In Mr. Kiefer’s articles, you’ll find frequent mention of Maricopa County.  You know, the place where Joe Arpaio is sheriff.  More about Maricopa County in future posts.

14 responses to “Prosecutorial Misconduct – Spotlight on Arizona

  1. Mr. Locke, Thank you for posting this important series in your blog. Now people can read about something they’ve never seen in the major city paper of the Arizona Republic. Most of all your comment about the prosecutors’ letter is spot-on! …

    “The position of prosecutor is endowed with more power of discretion than almost any other elected position. There are things prosecutors can decide and do that even governors cannot decide and do. Additionally, the prosecution has the police, the crime labs, a staff of attorneys, and they are funded by the taxpayers; while the defendant has to pay for his own investigators, forensic testing, and attorneys.”

    Mr. Locke, Thank you for shining the harsh spot light on Arizona’s ‘injustice” system. The people, whose voices have been silenced under this reign of terror will greatly appreciate the attention you have brought to the subject of prosecutorial misconduct.

  2. Oct. 25, 2013 was the deadline for filing a comment in the Arizona Supreme Court Rules Forum on Case No.
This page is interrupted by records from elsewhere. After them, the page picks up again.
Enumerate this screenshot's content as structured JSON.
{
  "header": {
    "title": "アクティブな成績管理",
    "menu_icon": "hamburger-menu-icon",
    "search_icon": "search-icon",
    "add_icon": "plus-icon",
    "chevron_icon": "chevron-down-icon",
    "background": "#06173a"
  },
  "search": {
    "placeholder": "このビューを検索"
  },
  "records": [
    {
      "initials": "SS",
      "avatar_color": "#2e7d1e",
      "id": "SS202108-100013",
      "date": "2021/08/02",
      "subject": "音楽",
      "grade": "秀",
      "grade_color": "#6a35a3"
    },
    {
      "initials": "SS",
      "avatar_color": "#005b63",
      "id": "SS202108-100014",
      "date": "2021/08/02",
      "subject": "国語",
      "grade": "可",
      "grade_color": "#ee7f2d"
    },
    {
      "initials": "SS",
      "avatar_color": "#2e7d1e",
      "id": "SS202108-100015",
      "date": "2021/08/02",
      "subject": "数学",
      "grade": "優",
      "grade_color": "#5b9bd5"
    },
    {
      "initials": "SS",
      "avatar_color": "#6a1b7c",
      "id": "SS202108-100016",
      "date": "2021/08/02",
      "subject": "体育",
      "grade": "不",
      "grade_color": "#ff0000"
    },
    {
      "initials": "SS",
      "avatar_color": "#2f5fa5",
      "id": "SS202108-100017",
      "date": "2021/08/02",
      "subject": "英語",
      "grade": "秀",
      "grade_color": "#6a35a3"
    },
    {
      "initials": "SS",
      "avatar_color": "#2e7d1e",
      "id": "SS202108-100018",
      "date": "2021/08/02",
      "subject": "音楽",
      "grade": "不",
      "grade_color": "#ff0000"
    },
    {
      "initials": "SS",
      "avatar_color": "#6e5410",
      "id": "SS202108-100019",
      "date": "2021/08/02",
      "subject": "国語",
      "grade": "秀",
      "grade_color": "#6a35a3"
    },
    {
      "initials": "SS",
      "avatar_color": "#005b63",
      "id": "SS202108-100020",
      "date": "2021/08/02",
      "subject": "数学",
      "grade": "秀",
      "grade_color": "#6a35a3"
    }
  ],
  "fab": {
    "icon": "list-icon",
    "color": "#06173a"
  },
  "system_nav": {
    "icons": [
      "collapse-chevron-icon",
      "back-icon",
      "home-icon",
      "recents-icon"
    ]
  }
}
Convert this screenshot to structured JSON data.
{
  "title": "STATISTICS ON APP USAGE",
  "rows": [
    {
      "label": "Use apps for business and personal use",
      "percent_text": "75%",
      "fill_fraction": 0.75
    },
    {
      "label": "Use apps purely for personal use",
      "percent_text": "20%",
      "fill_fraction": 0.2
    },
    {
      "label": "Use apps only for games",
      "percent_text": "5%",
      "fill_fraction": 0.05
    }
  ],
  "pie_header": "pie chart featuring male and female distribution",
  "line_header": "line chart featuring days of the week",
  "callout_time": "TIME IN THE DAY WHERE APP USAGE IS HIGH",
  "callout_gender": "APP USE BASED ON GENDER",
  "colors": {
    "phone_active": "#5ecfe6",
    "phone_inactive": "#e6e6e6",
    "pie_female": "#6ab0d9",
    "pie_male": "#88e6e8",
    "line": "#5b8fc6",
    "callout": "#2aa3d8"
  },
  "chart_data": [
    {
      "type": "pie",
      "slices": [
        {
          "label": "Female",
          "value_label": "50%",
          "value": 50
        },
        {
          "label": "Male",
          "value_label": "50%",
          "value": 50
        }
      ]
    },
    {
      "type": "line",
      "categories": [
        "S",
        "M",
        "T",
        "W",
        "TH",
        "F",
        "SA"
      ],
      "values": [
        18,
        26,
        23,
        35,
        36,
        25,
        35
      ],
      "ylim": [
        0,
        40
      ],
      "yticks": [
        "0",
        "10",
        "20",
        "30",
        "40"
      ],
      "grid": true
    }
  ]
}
R-11-0033, Petition to Amend ER 3.8, Rule 42 – Ethics responsibilities of prosecutors. All the comments are posted on the site. This should be a case study of how the AG, the MCAO, prosecutors, lawyers, retired AZ SC judges and the public comment (have to be approved by the AZ Supreme Court to appear).

    The AG writes there are NO Brady violations in Arizona, see his letter, filed on the deadline day of May 20, 2013, when few would see it or be able to respond.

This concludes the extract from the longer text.